Por trás de cada objeto porcelânico há um roteiro oculto que combina experimento, estética e história. A partir de 31 de janeiro, o MIC Faenza inaugura Alchimia Ginori 1737-1896, uma mostra que reconstrói dois séculos da produção da célebre manufatura de Doccia, fundada em 1737 por Carlo Ginori, e explora o entrelaçamento entre química, técnica e imaginação criativa.
Organizada pela própria Fundação MIC em parceria com a Fondazione Museo Ginori — instituída em 2021 pelo Ministério da Cultura, a Região Toscana e o Município de Sesto Fiorentino — a exposição surge como resposta à necessidade de levar ao público um acervo que, desde junho de 2014, está conservado em depósito devido ao longo restauro do edifício-museu em Doccia. Assim, o patrimônio da manufatura encontra em Faenza um novo palcoscenico para ser visto, estudado e ressentido.
Curada por Oliva Rucellai e Rita Balleri, a mostra propõe uma leitura inédita da evolução da cerâmica entre o século XVIII e o XIX. O fio condutor escolhido é a própria química da porcelana — a ciência que torna possível transformar barro e esmalte em superfícies translúcidas, brancas e frágeis ao mesmo tempo — e a sua relação com a pesquisa estética, o progresso técnico e as demandas do mercado e do gosto.
Ao percorrer as salas será possível ver uma ampla seleção de peças e documentos provenientes das coleções do Museo Ginori e do MIC. A intenção curatorial é clara: destacar a dialética entre a criatividade dos modelos e os limites impostos pela matéria; entre a investigação estética e o avanço científico; entre a tradição produtiva e a mutabilidade do gosto dos encomendantes. Em outras palavras, o visitante é convidado a observar como as superfícies e os decors são, ao mesmo tempo, resultado de um ofício e de um laboratório.
O percurso expositivo começa na primeira metade do século XVIII, quando Carlo Ginori, fascinado pela química e pelas possibilidades da matéria, funda a manufatura em sua villa próximo a Sesto Fiorentino. Daí em diante, a narrativa acompanha transformações técnicas — argilas, esmaltes, fornos, procedimentos de cozedura — e igualmente mudanças de linguagem decorativa, que espelham não apenas modas europeias, mas também a ambição industrial e científica de um país em transição.
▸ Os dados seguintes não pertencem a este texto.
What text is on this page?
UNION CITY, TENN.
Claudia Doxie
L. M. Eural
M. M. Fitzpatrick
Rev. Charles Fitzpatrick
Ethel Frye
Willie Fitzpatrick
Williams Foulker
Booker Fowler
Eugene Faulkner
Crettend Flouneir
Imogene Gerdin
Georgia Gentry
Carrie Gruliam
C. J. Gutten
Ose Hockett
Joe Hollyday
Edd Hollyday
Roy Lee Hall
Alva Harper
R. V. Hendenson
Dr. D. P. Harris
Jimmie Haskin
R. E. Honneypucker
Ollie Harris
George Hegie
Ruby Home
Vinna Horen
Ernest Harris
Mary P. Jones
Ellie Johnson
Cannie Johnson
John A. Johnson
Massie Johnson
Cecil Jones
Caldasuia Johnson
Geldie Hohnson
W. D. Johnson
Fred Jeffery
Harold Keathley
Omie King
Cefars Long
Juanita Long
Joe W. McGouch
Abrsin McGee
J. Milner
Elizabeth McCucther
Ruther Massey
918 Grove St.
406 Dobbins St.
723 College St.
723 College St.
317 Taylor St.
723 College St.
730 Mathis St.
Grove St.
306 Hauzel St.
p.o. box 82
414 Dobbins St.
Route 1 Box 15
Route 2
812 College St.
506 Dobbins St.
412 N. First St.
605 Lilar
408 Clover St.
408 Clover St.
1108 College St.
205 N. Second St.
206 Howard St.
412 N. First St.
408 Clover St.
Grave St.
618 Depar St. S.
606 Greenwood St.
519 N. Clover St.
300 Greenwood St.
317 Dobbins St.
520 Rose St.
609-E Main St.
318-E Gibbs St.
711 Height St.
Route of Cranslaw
É significativo que o acervo esteja provisoriamente fora de Doccia: essa condição evidencia um dilema contemporâneo do patrimônio — a tensão entre conservação e valorização. Enquanto a primeira é imperativa e exige prudência, a segunda reclama circulação, exposição e novas leituras que tornem o passado produtivo para o presente. Alchimia Ginori atua exatamente nesse intervalo, transformando o depósito em diálogo e o silêncio do arquivo em narrativa pública.
Para além da celebração dos objetos, a mostra é um convite a refletir sobre a cerâmica como um espelho do nosso tempo: as escolhas técnicas e estéticas dizem sobre redes de comércio, circulação de ideias, expectativas sociais e o papel da ciência na formação do gosto. Como um crítico que volta ao filme que mais marcou uma geração para entender o que mudou, o visitante sai com a sensação de ter observado não apenas peças belas, mas os estratos de um processo cultural e tecnológico.
Informações práticas: a exposição Alchimia Ginori 1737-1896. Arte e tecnica in manifattura abre ao público em 31 de janeiro no Museo Internazionale delle Ceramiche di Faenza. A curadoria é de Oliva Rucellai e Rita Balleri, e as peças provêm das coleções da Museo Ginori e do MIC.